Only traces require an archive node. Everything else (block header, transactions, receipts) is available with a full node (block history, transaction history, receipt history).
The single most important goal, from the start, was that things worked on small machines.
If you require an archive node, then this doesn’t work on a small machine as archive nodes don’t work on small machines.
I think your model is generally good, but I’m now quite concerned about the inability to disable the trace requirement. You would catch probably 99% of appearances without traces (just by looking at headers, transactions and receipts), and the disk requirement of a full node is about an order of magnitude lower than the disk requirement of an archive node. While I often complain about the size of Ethereum full nodes and the fact that most users cannot run them, requiring an archive node essentially forces you into having a dedicated server.
The use case I’m most interested in is the ability for a user to get their transaction history (appearance history would be even better) without needing to outsource to a third party like Etherscan or run their own multi-terabyte servers with indexes. I feel like your proposed solution here is really close to providing that, but only if traces can be either disabled or flagged in the index so they can be ignored by the vast majority of people who don’t have Ethereum archive nodes.
Note: I am not a fan of the solution of “just use a third party hosted archive node” as that is a point of centralization that I think we should try to avoid, and I’m also not a fan of “just by a 4TB drive to store Ethereum state history on” as that puts the solution out of reach of essentially all consumers (even consumers with high end computers).
The above is all doubly true if you want the index to be built and maintained within existing clients.
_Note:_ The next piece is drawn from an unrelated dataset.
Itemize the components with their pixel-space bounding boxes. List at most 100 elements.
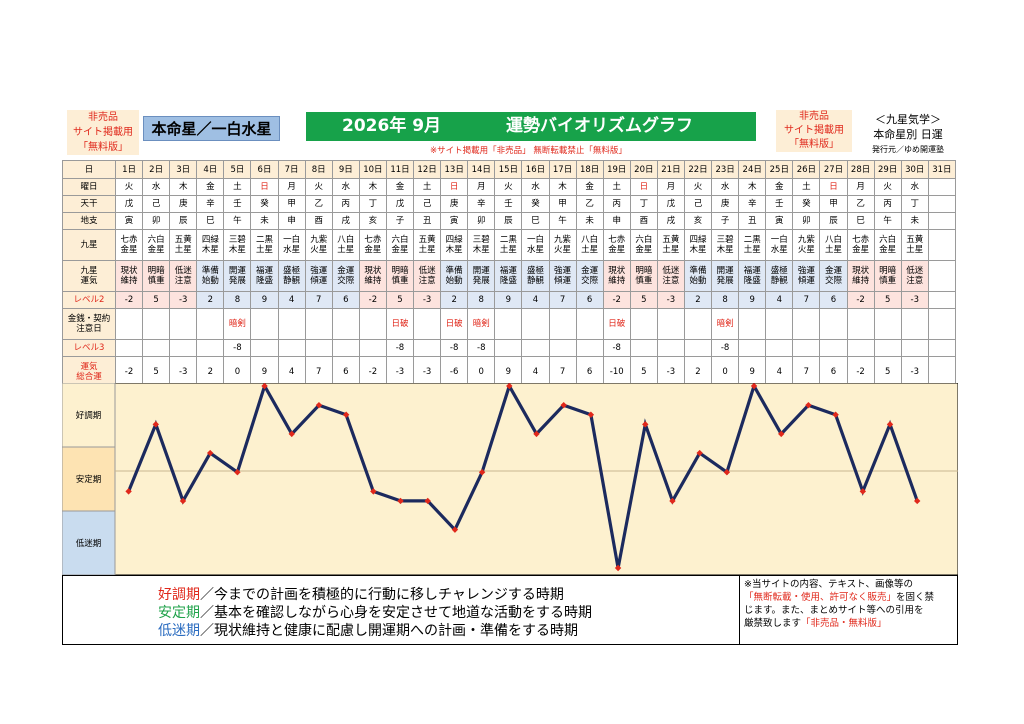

If it only works with an archive node, I think that is a non-starter as the assumption is that almost no-one runs an archive node, so the index wouldn’t be useful to all of those people.
Do you have any data on what percentage of appearances would be missed if you dropped the transaction tracing? I would be curious to see that data with “app” contracts filtered out (e.g., ignore Uniswap internal stuff). It would be even cooler if we could somehow figure out how to filter out bots (e.g., MEV bots). My guess is that once you filter out apps and bots, the number of addresses that appear only in traces and not in transaction body or events, is vanishingly small and not worth the archive node requirement.